Wildfire incidence and intensity have increased in some parts of the world in recent years and are poised to continue increasing in the future due to the warming climate. Wildfire emissions, which can have significant detrimental health impacts, will likewise increase. Additionally, some wildfire emissions absorb and scatter ultraviolet and visible light, which makes these emissions particularly important in the radiative balance of the earth. The ability to identify, quantify and model the formation of these emissions would have many benefits, such as aiding in management decisions regarding wildfires and informing studies of wildfire health effects. Yet, there is a significant lack of understanding of what chemical compounds are initially emitted from burning biomass, and how they evolve in the atmosphere to form the types of aged emissions that are measured near wildfires. Thus, it is challenging to predict the formation of these emissions and their impacts. This research will bridge the gap between laboratory measurements of freshly emitted emissions and field measurements of atmospherically aged emissions from biomass burning.
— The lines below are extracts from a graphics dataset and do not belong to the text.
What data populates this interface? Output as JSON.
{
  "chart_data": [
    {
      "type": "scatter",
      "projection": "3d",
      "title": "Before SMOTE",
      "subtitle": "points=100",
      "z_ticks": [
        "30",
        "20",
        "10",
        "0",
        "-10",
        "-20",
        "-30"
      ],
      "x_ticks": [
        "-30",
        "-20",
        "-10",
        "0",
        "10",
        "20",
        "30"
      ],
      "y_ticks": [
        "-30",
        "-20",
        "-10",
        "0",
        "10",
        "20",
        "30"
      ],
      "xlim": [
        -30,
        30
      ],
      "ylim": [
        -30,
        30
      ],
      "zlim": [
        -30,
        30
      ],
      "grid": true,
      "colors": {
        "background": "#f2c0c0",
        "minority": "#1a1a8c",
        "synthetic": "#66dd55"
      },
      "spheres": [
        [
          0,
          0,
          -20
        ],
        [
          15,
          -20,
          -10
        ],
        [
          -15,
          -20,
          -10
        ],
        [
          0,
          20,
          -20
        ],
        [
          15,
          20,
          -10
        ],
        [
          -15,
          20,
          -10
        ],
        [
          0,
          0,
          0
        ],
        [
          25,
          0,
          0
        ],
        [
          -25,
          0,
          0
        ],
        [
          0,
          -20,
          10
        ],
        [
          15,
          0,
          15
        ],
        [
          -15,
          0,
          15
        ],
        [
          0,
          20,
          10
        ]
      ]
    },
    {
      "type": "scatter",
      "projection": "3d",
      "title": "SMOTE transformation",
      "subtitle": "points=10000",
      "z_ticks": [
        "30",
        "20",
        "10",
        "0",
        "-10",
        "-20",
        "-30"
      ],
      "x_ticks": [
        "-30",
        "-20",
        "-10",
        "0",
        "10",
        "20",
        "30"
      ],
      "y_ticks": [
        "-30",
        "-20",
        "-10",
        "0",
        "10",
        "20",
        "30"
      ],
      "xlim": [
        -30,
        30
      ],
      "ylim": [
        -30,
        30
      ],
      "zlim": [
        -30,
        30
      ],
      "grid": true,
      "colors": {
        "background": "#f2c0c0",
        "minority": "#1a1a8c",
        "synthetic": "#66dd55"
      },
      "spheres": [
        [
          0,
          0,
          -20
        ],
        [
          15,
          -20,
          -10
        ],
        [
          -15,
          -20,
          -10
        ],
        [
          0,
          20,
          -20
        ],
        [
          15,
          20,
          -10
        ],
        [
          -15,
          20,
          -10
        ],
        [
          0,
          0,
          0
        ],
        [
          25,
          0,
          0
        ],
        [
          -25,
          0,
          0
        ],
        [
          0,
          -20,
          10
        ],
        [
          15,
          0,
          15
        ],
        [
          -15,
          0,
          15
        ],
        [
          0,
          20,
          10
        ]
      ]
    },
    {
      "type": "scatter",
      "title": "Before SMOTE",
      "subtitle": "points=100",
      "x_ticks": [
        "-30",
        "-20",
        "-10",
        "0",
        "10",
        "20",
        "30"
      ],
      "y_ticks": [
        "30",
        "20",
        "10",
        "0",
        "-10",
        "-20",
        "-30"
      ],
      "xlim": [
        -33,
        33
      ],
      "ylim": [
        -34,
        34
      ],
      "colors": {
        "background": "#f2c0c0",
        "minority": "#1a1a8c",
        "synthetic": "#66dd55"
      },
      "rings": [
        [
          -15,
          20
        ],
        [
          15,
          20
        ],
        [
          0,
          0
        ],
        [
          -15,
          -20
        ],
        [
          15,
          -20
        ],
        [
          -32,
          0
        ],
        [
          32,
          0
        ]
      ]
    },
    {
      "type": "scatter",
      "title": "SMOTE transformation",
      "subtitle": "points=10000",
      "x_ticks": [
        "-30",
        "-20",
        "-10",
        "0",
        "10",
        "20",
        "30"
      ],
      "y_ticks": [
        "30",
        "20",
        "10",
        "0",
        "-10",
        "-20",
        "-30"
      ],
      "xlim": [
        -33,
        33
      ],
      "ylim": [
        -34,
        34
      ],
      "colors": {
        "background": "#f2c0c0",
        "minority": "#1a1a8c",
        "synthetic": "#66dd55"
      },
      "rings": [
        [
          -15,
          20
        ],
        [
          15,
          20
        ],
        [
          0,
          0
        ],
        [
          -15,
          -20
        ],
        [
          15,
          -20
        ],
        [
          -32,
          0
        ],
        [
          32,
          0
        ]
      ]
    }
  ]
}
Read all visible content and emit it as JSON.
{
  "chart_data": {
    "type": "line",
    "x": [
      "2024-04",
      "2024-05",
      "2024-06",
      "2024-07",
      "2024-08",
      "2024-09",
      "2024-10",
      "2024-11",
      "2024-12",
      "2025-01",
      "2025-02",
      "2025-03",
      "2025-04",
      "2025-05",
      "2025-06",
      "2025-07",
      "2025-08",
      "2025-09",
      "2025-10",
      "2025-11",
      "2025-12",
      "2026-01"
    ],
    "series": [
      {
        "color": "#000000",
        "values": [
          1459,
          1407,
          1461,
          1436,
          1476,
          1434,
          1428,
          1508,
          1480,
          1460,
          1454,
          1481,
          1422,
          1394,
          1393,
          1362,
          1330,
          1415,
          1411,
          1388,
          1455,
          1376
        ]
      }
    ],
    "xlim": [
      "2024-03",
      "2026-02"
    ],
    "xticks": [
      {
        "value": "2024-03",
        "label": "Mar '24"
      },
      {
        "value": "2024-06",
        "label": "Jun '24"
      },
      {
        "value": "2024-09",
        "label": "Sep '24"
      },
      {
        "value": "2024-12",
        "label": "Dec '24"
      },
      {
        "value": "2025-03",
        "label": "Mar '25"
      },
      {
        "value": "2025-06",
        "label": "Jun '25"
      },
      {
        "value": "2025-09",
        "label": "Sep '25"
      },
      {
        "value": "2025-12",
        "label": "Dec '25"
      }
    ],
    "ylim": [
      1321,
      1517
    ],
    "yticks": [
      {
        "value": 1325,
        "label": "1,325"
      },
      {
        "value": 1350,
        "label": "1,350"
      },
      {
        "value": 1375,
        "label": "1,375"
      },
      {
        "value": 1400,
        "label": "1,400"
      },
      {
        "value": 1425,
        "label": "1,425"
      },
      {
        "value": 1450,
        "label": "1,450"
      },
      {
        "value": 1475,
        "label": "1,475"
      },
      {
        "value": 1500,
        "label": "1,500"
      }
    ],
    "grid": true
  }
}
This research will develop a predictive model of woody biomass burning emissions which are pertinent to radiative forcing using a hierarchical approach based upon the three major constituents of lignocellulosic biomass: hemicellulose, cellulose and lignin. Experiments will be utilized to develop this model for formation of primary and aged emissions from biomass and its constituents under conditions relevant to open burning. These conditions include significant heat and mass transport limitations due to large fuel sizes and low thermal conductivity of wood, and prolonged smoldering combustion as opposed to solely flaming combustion. Emissions from biomass pyrolysis and oxidation will be measured, with an emphasis on evaluating the rates of production of species that have been identified as highly absorbing and scattering, for the development of kinetic models. Changes in the composition and optical properties of those emissions will be studied during photochemical aging to generate a continuum in understanding of atmospherically measured compounds from precursor formation through photochemical transformation.
This award reflects NSF's statutory mission and has been deemed worthy of support through evaluation using the Foundation's intellectual merit and broader impacts review criteria.